Gender Meanings in the Eyes of the Media
How does the media shape gender?
In the strands of predominant media, stereotypes are cultivated and influence the audience on their own views and attitudes (Goodhall, 2012). Women are underrepresented on television compared to men (Sink & Mastro, 2016), even in this golden age for women. Women are usually represented in a sexual manner for the desires of men (Farvid & Braun, 2006) or of the proposed stereotypes of women and the roles they are supposed to uphold (Coltrane & Adams, 1997) due to the instated social roles (Eagly & Steffen, 1984).

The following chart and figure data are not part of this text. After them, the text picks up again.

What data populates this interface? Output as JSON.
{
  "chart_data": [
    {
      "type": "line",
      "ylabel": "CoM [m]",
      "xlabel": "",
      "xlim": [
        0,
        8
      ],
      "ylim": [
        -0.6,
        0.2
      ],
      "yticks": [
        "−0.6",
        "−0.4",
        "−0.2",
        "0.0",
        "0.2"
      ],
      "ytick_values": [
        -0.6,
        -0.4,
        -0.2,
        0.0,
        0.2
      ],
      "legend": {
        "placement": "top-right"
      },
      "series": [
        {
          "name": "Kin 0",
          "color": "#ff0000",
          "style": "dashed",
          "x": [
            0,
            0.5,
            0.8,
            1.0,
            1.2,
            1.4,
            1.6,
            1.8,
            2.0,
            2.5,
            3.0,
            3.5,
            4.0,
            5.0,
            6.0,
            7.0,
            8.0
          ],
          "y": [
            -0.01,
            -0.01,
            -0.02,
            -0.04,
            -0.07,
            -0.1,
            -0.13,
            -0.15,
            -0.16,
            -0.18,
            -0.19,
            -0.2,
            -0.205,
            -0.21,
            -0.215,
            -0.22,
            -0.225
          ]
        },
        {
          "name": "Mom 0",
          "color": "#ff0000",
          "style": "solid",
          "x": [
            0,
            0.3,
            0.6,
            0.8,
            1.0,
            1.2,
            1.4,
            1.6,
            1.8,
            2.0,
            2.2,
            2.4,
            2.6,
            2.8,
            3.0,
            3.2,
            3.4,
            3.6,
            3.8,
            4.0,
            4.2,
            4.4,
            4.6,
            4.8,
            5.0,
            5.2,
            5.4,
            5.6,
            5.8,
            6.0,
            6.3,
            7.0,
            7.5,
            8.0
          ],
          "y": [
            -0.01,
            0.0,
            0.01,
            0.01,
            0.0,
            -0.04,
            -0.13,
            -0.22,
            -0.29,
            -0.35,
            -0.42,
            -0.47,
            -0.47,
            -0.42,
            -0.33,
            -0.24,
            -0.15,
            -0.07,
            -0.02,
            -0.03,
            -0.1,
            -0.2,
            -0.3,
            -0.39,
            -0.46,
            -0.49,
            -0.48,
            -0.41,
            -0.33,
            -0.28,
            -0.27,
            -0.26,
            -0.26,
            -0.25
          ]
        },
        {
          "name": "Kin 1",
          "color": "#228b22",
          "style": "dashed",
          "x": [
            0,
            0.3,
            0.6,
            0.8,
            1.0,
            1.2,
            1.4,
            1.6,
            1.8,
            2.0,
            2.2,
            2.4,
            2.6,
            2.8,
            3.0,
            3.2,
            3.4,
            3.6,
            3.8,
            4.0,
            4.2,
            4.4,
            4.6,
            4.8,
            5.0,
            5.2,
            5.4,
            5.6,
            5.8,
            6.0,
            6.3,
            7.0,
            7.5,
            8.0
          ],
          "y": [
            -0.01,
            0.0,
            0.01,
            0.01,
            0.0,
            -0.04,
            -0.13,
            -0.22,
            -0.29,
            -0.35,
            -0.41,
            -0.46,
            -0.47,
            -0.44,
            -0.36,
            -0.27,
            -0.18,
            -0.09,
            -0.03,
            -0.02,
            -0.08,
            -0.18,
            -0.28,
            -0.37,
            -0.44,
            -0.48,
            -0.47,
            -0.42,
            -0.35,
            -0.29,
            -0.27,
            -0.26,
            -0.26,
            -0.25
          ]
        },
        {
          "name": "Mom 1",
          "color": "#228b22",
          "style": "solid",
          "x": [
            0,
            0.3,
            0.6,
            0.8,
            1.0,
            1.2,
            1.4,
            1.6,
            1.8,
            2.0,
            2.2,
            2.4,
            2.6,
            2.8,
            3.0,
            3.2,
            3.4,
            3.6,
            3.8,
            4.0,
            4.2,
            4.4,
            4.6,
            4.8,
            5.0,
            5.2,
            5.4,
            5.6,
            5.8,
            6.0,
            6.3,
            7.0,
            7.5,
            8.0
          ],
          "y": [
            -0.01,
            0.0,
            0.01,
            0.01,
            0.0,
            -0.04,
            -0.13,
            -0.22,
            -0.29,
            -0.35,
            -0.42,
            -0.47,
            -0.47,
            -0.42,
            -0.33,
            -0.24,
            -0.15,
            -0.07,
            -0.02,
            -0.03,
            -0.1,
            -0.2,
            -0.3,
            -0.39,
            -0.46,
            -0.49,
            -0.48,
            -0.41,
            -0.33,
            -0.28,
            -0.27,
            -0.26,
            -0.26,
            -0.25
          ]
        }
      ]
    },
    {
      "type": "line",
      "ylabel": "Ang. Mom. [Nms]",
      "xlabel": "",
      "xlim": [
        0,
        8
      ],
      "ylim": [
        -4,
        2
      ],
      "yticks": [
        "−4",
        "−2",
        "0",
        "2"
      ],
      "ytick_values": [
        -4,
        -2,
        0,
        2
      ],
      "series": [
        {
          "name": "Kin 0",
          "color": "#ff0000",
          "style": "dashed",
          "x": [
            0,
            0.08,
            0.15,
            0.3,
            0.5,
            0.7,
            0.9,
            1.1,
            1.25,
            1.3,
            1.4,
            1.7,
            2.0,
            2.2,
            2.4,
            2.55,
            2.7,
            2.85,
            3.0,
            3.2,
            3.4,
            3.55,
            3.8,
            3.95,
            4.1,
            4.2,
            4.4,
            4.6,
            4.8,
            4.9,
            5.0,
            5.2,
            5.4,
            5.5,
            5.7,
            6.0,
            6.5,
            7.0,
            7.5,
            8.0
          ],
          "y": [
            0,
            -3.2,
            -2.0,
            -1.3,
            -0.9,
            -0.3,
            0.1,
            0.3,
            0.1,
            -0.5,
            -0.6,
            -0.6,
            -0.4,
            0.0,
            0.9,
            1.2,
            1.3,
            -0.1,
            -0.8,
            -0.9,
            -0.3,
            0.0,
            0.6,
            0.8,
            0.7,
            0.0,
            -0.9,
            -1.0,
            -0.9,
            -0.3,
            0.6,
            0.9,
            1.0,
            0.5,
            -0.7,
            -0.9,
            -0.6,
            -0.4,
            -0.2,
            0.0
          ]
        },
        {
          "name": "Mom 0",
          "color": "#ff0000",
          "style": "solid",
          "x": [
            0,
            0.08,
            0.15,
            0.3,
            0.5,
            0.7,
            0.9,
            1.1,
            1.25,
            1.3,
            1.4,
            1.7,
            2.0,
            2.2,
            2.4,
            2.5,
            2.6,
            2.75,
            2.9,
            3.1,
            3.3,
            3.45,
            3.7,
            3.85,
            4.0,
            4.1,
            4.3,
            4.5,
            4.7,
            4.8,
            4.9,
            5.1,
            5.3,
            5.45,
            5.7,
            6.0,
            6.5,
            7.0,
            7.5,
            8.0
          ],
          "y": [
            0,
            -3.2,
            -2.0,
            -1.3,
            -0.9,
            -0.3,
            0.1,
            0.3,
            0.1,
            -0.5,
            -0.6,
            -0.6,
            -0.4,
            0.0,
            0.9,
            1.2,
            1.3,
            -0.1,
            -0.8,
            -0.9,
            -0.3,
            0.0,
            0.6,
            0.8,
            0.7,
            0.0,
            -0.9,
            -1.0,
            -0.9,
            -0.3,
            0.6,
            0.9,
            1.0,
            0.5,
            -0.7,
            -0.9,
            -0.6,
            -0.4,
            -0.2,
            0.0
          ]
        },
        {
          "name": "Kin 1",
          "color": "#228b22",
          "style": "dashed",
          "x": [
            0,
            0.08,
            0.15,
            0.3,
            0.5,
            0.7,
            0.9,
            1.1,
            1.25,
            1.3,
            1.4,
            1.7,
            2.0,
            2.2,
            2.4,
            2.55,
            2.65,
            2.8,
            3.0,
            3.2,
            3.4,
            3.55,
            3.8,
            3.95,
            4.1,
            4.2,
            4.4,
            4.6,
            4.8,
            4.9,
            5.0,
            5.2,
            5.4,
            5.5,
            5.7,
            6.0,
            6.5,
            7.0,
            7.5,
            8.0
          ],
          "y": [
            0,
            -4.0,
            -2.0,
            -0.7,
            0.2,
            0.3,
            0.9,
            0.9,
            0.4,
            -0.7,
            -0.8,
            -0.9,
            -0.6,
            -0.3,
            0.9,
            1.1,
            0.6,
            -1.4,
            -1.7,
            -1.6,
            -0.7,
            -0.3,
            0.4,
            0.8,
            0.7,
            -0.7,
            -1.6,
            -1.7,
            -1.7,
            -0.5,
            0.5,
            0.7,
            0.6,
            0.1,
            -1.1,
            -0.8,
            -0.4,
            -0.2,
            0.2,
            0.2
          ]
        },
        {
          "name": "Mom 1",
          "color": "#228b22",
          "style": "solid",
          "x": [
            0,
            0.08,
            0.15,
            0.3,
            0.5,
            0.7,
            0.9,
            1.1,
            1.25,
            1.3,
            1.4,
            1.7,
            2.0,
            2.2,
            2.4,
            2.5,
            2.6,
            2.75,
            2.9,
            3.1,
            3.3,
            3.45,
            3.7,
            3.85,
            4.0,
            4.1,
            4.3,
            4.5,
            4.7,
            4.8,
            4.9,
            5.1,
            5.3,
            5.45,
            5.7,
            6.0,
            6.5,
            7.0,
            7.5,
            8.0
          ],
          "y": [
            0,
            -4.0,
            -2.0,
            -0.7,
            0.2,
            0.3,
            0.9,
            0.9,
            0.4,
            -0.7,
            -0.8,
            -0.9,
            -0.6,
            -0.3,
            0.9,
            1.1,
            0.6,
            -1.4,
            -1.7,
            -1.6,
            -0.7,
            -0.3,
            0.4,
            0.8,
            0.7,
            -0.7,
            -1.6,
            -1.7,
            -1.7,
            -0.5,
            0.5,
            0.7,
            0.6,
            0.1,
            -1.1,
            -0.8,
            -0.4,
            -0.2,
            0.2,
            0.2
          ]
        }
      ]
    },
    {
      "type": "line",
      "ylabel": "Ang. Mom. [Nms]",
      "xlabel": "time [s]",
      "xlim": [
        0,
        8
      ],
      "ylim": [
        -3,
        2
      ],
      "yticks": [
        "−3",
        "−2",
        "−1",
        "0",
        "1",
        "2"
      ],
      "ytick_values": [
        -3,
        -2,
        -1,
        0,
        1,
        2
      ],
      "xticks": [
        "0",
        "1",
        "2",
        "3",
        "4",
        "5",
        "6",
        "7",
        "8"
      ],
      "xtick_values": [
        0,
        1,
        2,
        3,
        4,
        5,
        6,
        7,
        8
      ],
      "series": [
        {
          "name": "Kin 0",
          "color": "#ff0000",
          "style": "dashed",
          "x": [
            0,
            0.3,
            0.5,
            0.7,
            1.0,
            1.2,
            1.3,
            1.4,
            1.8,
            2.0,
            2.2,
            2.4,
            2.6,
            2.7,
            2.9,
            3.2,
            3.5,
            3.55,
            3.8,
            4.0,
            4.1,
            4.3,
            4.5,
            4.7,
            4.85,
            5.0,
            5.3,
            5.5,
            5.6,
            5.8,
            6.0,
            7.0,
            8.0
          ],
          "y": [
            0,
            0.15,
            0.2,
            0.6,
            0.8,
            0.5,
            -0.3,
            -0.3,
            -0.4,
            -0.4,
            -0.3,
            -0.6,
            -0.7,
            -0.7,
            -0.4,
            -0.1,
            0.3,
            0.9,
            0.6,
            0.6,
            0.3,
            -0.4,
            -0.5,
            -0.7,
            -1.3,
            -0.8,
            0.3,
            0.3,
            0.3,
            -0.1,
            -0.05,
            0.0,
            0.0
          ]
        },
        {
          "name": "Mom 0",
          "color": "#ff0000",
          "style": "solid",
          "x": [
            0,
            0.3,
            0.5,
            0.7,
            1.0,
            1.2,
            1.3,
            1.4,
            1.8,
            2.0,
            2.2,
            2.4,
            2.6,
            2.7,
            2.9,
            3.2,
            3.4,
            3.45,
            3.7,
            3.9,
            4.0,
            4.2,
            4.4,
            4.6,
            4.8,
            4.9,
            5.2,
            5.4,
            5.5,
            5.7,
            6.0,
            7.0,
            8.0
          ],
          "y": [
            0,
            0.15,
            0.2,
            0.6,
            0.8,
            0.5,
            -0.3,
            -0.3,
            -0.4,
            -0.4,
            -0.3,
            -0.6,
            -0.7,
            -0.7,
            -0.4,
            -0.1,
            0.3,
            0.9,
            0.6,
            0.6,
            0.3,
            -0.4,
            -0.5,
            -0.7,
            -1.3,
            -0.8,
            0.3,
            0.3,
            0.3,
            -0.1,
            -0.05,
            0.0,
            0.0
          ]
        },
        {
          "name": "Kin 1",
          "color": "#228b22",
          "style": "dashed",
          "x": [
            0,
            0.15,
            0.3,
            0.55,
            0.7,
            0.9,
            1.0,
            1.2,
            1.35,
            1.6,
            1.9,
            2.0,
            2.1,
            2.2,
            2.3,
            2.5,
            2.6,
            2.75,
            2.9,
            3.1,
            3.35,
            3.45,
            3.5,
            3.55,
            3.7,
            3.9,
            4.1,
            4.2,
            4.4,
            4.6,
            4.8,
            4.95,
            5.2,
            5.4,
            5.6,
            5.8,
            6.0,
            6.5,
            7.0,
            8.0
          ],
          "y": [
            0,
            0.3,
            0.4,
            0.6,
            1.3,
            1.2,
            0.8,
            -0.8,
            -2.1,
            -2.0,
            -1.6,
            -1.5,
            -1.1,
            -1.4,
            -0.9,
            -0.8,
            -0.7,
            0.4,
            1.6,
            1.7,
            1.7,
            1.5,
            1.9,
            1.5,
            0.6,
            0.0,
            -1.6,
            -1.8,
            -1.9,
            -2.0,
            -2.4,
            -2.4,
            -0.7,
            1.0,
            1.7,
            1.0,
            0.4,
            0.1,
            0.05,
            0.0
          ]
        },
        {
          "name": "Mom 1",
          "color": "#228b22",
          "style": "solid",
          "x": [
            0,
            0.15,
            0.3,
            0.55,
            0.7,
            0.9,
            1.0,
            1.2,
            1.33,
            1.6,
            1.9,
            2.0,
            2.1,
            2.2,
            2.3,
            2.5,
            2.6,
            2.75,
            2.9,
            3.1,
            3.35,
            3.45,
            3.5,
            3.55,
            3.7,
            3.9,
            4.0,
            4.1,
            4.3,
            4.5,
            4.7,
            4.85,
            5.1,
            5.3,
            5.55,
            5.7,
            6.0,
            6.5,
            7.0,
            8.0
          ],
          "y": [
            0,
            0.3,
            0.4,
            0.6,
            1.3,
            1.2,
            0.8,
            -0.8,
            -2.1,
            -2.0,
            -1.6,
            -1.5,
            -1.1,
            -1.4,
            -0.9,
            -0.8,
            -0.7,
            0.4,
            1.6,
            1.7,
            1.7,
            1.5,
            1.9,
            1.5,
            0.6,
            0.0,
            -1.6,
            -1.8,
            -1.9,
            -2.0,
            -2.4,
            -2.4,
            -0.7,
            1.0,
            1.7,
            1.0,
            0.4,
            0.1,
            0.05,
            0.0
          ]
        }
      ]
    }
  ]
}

On TV women are primarily presented as provocative in the way they dress and speak (Glascock, 2003), while thin and beautiful (Greenwood, 2006) and young (Signorielli, 2004). Through this exposure, many females believe that they must look, behave, and have attitudes the same as or similar to those on TV (Yamamiya, Cash, Melnyk, Posavac & Posavac, 2005). At times, the media exposure can induce eating disorders due to the body image ideal (Derenne & Beresin, 2014). The ideal suggests that women have to look and behave in certain ways, then depicting how they should be instead of who they are.
Men, conversely, are viewed as masculine and set for certain roles on television that women are seen as unable to portray (Scharrer & Blackburn, 2017). Many sexist portrayals and sexist attitudes have developed from the increased use of pornography (Hald, Malamuth & Lange, 2013), which is the media outlet males will use as sex education as well as masturbatory stimuli (Rothman, Kaczmarsky Burke, Jansen & Baughman, 2014). Media plays an active role in how our reality is constructed (Gamson, Croteau, Hoynes & Sasson, 1992) especially on youth whom are developing their conceptions on society and how they are to behave (Peterson & Peters, 1983).
It is therefore essential to ensure media promotes a more positive and diverse outlook on life, allowing for gender to stand for nothing put what the person wants it to be. It is important to teach such pro-social attributes to children as they grow into youth, so that they grow up with acceptance of those individuals different from 'mainstream' stereotypes (Peterson & Peters, 1983).